Memento: Dir. Christopher Nolan
Why can’t all movies be as clever and engrossing as Memento? Granted, to create something this perfectly organized and still make it riveting is no easy task, but movies this good make you feel guilty for liking pabulum at all.
I don’t want to spoil the plot details because the whole thrill of the film is watching them unravel. In fact, after I saw it, I wondered how I could convey how excellent it was without sacrificing the mystery. Memento wallows in the persistence of memory, both the real and the false, especially when the latter is tied in to hope. What does this say about nostalgia then, particularly my (often unhealthy) obsession with it? Am I just fixated on what I WANT to believe? Aren’t we all?
Memento screws around with the conventions of the space-time continuum: as the film moves forward, the plot moves backwards, but the story becomes more and more clear. The ingenious irony of this is executed flawlessly due to the pristine editing and well-placed sound bridges. Yet Memento is not overblown like Zentropa or pretentious like Last Year at Marienbad (although by even mentioning the latter I am stepping precariously onto that fragile film-geek limb).
I strongly disagree with the review I read (probably from our local film critic/idiot) who complained that while the film was undeniably well-crafted, it was ultimately empty because it didn’t teach anything and you couldn’t glean any sort of message from it.
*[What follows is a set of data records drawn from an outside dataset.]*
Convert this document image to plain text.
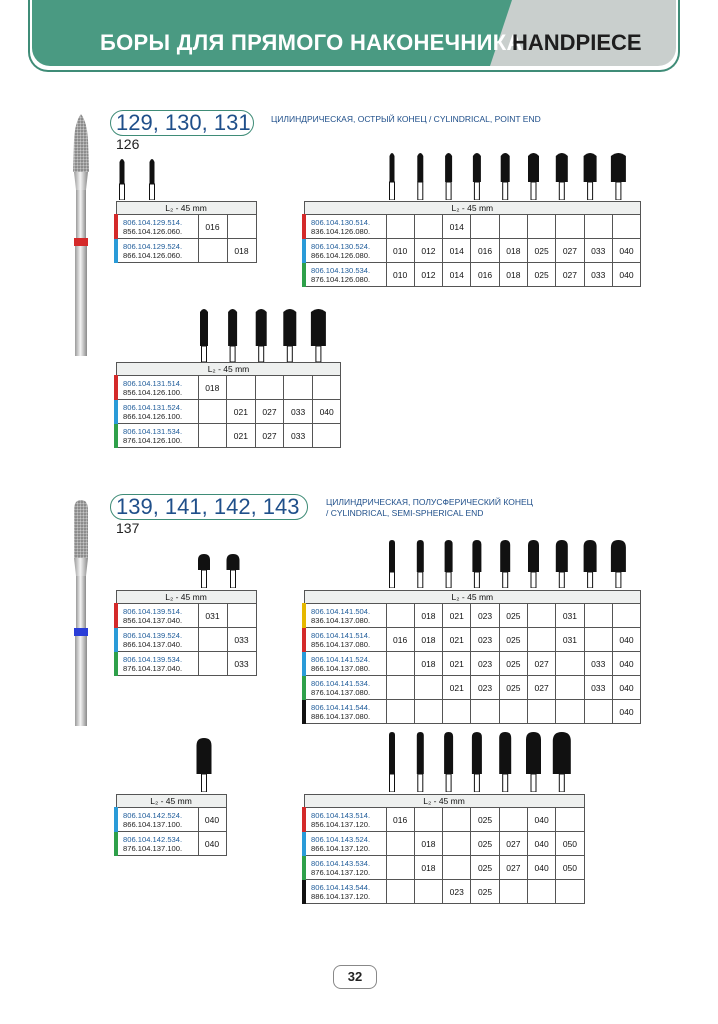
БОРЫ ДЛЯ ПРЯМОГО НАКОНЕЧНИКА
HANDPIECE
129, 130, 131
126
ЦИЛИНДРИЧЕСКАЯ, ОСТРЫЙ КОНЕЦ / CYLINDRICAL, POINT END
L₂ - 45 mm		

806.104.129.514.
856.104.126.060.	016	

806.104.129.524.
866.104.126.060.		018
L₂ - 45 mm									

806.104.130.514.
836.104.126.080.			014						

806.104.130.524.
866.104.126.080.	010	012	014	016	018	025	027	033	040

806.104.130.534.
876.104.126.080.	010	012	014	016	018	025	027	033	040
L₂ - 45 mm					

806.104.131.514.
856.104.126.100.	018				

806.104.131.524.
866.104.126.100.		021	027	033	040

806.104.131.534.
876.104.126.100.		021	027	033	
139, 141, 142, 143
137
ЦИЛИНДРИЧЕСКАЯ, ПОЛУСФЕРИЧЕСКИЙ КОНЕЦ
/ CYLINDRICAL, SEMI-SPHERICAL END
L₂ - 45 mm		

806.104.139.514.
856.104.137.040.	031	

806.104.139.524.
866.104.137.040.		033

806.104.139.534.
876.104.137.040.		033
L₂ - 45 mm									

806.104.141.504.
836.104.137.080.		018	021	023	025		031		

806.104.141.514.
856.104.137.080.	016	018	021	023	025		031		040

806.104.141.524.
866.104.137.080.		018	021	023	025	027		033	040

806.104.141.534.
876.104.137.080.			021	023	025	027		033	040

806.104.141.544.
886.104.137.080.									040
L₂ - 45 mm	

806.104.142.524.
866.104.137.100.	040

806.104.142.534.
876.104.137.100.	040
L₂ - 45 mm							

806.104.143.514.
856.104.137.120.	016			025		040	

806.104.143.524.
866.104.137.120.		018		025	027	040	050

806.104.143.534.
876.104.137.120.		018		025	027	040	050

806.104.143.544.
886.104.137.120.			023	025			
32
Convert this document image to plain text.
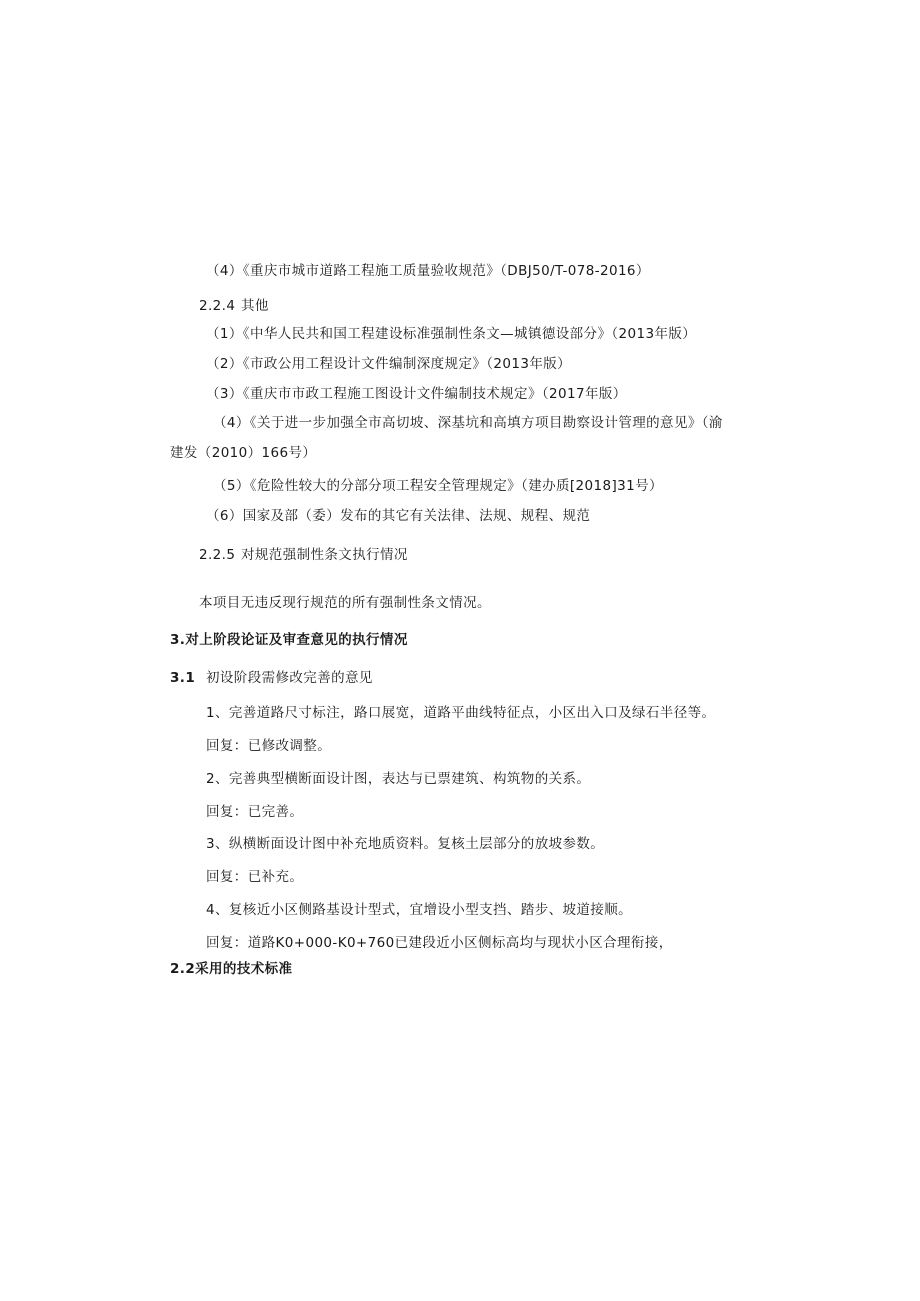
（4）《重庆市城市道路工程施工质量验收规范》（DBJ50/T-078-2016）
2.2.4 其他
（1）《中华人民共和国工程建设标准强制性条文—城镇德设部分》（2013年版）
（2）《市政公用工程设计文件编制深度规定》（2013年版）
（3）《重庆市市政工程施工图设计文件编制技术规定》（2017年版）
（4）《关于进一步加强全市高切坡、深基坑和高填方项目勘察设计管理的意见》（渝
建发（2010）166号）
（5）《危险性较大的分部分项工程安全管理规定》（建办质[2018]31号）
（6）国家及部（委）发布的其它有关法律、法规、规程、规范
2.2.5 对规范强制性条文执行情况
本项目无违反现行规范的所有强制性条文情况。
3.对上阶段论证及审查意见的执行情况
3.1 初设阶段需修改完善的意见
1、完善道路尺寸标注，路口展宽，道路平曲线特征点，小区出入口及绿石半径等。
回复：已修改调整。
2、完善典型横断面设计图，表达与已票建筑、构筑物的关系。
回复：已完善。
3、纵横断面设计图中补充地质资料。复核土层部分的放坡参数。
回复：已补充。
4、复核近小区侧路基设计型式，宜增设小型支挡、踏步、坡道接顺。
回复：道路K0+000-K0+760已建段近小区侧标高均与现状小区合理衔接，
2.2采用的技术标准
But I think what humanizes Memento is that the plight of the main character is one that anyone who has lost a loved one can relate to. For Leonard Shelby (Guy Pearce), memory is all he has left and whether these memories are sad or happy, it is what keeps him going. Appreciating the little things is a task that should be taken seriously, for someday, perhaps sooner than you think, those things will be gone from reality and you will only be able to visit them in your memory.